The advances he has described could have a major impact on healthcare. Implementing them will improve detection of subtle changes in both structure and function in the brain, and this in turn will benefit a range of applications: from basic science applications such as those encompassed by the Human Connectome Project to diagnosis, prognosis and treatment of central nervous system (CNS) disorders including multiple sclerosis and epilepsy.
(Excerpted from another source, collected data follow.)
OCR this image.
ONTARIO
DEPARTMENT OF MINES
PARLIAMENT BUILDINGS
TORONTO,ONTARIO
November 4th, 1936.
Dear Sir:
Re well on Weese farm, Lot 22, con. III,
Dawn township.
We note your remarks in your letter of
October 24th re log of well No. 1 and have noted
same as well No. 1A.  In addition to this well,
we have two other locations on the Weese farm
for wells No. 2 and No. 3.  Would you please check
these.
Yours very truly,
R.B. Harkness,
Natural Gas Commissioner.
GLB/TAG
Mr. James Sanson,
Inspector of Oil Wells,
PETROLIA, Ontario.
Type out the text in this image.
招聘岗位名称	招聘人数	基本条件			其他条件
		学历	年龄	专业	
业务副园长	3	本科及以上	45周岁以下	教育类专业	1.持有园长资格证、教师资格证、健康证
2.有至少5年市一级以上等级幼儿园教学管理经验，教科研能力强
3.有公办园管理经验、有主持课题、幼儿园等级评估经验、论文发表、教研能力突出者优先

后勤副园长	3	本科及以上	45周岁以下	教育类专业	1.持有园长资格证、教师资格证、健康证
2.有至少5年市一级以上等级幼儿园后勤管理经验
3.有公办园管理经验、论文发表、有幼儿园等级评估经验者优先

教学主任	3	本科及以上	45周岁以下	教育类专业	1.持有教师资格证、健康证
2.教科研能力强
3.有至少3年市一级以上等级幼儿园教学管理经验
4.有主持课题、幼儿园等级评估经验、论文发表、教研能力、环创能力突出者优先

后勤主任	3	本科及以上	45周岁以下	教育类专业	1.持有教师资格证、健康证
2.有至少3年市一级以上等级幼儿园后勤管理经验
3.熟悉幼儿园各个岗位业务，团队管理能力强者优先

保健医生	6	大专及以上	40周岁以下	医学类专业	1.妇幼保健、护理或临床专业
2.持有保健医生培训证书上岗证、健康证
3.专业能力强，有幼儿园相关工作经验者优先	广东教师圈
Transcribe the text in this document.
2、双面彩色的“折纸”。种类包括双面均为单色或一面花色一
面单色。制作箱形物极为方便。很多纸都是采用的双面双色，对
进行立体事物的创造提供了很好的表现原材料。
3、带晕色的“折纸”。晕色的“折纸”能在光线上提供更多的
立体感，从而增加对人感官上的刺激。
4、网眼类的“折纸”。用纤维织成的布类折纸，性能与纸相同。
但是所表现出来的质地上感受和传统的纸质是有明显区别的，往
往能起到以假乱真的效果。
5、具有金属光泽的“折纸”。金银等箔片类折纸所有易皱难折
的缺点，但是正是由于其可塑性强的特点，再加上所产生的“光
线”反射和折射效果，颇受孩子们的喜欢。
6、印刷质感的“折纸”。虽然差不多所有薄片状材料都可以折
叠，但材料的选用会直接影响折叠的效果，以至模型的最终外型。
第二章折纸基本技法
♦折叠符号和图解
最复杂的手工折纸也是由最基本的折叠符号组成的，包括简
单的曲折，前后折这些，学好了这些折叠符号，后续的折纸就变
Setsompop’s work in this area dates back to his graduate school days at MIT, when he set out to tackle a problem associated with ultrahigh-field MRI. A relatively new advance at the time, ultrahigh-field MRI suffered from an inherent limitation: the higher field strengths used with the technology led to inhomogeneity in the magnetic field, and this produced artifacts in the image. Hoping to address this—and thus to improve the overall efficacy of the approach—Setsompop and colleagues, including Elfar Adalsteinsson, his PhD advisor at MIT, started developing strategies that could mitigate these effects.

He continued his efforts after joining the Martinos Center as a postdoctoral fellow working with Larry Wald. In 2011, he and colleagues in the Center introduced the first of his strategies to speed up MRI scans: blipped-CAIPI Simultaneous MultiSlice (SMS) imaging. This technique allows investigators to acquire up to ten planes, or “slices,” of brain images at a time—instead of just one— enabling much faster snapshots of brain physiology.

Three years later, Setsompop and his team at the Center introduced Wave-CAIPI SMS, which provides an order of magnitude improvement in data acquisition efficiency for a variety of clinically important MRI scans. This technique enables clinicians to speed up current MRI clinical exams—ultimately leading to reductions in healthcare costs—or to obtain much more detailed scans in the same time it would take to complete a conventional clinical exam, either at 7T or the more conventional 3T.